A good year ago, a presidential Executive Order (E.O. 13806) mandated the completion of a study to assess the “Manufacturing Capacity, Defense Industrial Base, and Supply Chain Resiliency of the United States.” According to a well-informed administration source, this defense industrial base study is now nearing completion, reports Breaking Defense.
However, as Sydney J. Friedberg Jr. writes for the publication:
“(…) the Executive Order 13806 study may come as a surprise: Instead of a sweeping agenda to restore America’s high-tech lead for future decades, the study will recommend near-term fixes to more mundane problems that could lose the US a war if one broke out tomorrow. From aging facilities to imported supplies, the defense industrial base is full of potential chokepoints in the supply chain.”
One of the “chokepoints” to which Friedberg refers is the fact that “the US depends on imports for critical materials ranging from from beryllium to titanium sponge — many of which we buy from Russia, China, or the Central Asian ‘Stans.’”
To underscore the urgency of the situation and the U.S. military’s very “real and present needs,” Friedberg invokes an image that may be familiar to ARPN followers.
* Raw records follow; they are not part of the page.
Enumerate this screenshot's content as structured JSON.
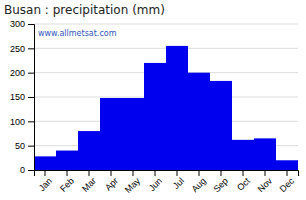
{
  "chart_data": {
    "type": "bar",
    "title": "Busan : precipitation (mm)",
    "categories": [
      "Jan",
      "Feb",
      "Mar",
      "Apr",
      "May",
      "Jun",
      "Jul",
      "Aug",
      "Sep",
      "Oct",
      "Nov",
      "Dec"
    ],
    "values": [
      28,
      40,
      80,
      148,
      148,
      220,
      255,
      200,
      183,
      62,
      65,
      20
    ],
    "color": "#0000ee",
    "ylim": [
      0,
      300
    ],
    "yticks": [
      0,
      50,
      100,
      150,
      200,
      250,
      300
    ],
    "grid": true,
    "annotations": [
      "www.allmetsat.com"
    ]
  }
}
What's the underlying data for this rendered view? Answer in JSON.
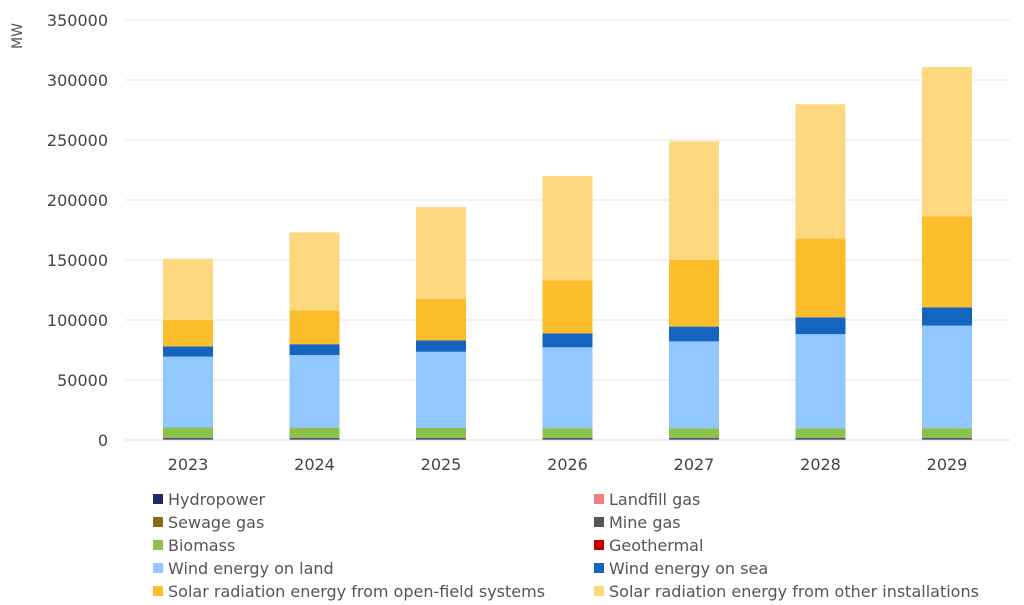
{
  "chart_data": {
    "type": "bar",
    "stacked": true,
    "unit_label": "MW",
    "categories": [
      "2023",
      "2024",
      "2025",
      "2026",
      "2027",
      "2028",
      "2029"
    ],
    "ylim": [
      0,
      350000
    ],
    "y_ticks": [
      0,
      50000,
      100000,
      150000,
      200000,
      250000,
      300000,
      350000
    ],
    "grid": true,
    "legend_position": "bottom",
    "series": [
      {
        "name": "Hydropower",
        "color": "#1f2a6b",
        "values": [
          1500,
          1500,
          1500,
          1500,
          1500,
          1500,
          1500
        ]
      },
      {
        "name": "Landfill gas",
        "color": "#f08080",
        "values": [
          100,
          100,
          100,
          100,
          100,
          100,
          100
        ]
      },
      {
        "name": "Sewage gas",
        "color": "#8b6a1a",
        "values": [
          200,
          200,
          200,
          200,
          200,
          200,
          200
        ]
      },
      {
        "name": "Mine gas",
        "color": "#555555",
        "values": [
          100,
          100,
          100,
          100,
          100,
          100,
          100
        ]
      },
      {
        "name": "Biomass",
        "color": "#8bc34a",
        "values": [
          8500,
          8300,
          8000,
          7800,
          7700,
          7700,
          7800
        ]
      },
      {
        "name": "Geothermal",
        "color": "#c00000",
        "values": [
          100,
          100,
          100,
          100,
          100,
          100,
          100
        ]
      },
      {
        "name": "Wind energy on land",
        "color": "#90c8ff",
        "values": [
          59000,
          60500,
          63500,
          67500,
          72500,
          78500,
          85500
        ]
      },
      {
        "name": "Wind energy on sea",
        "color": "#1565c0",
        "values": [
          8500,
          9000,
          9500,
          11500,
          12300,
          14000,
          15200
        ]
      },
      {
        "name": "Solar radiation energy from open-field systems",
        "color": "#fbbd2c",
        "values": [
          22000,
          28200,
          34500,
          44200,
          55500,
          65800,
          75900
        ]
      },
      {
        "name": "Solar radiation energy from other installations",
        "color": "#fed87e",
        "values": [
          51000,
          65000,
          76600,
          87000,
          99000,
          111800,
          124500
        ]
      }
    ]
  }
}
He writes:
“Think of it in terms of the old nursery rhyme:
For want of a nail the shoe was lost.
For want of a shoe the horse was lost.
For want of a horse the rider was lost.
For want of a rider the message was lost.
For want of a message the battle was lost.
For want of a battle the kingdom was lost.
And all for the want of a horseshoe nail.
The E.O. 13806 industrial base study isn’t building any silver bullets for the US military (…) it’s about building nails.”
Our very own Dan McGroarty recently invoked the same image in a piece for Investors Business Daily, though his reference took us back to the 13th Century proverb “For want of a nail… the kingdom was lost” – as a cautionary tale that our often unnecessary over-reliance on foreign mineral resources may become our Achilles heel.
Currently, the report is nearly completed but won’t be released for a while, and any specific policy recommendations will almost certainly be subject to lively debate.
As the administration source told Breaking Defense, “(j)ust doing that analysis was a worthy endeavor, (…) [n]ow the policy question is, how many of those gaps that were identified does it make economic and strategic sense to plug? We’re going to have an interesting debate.”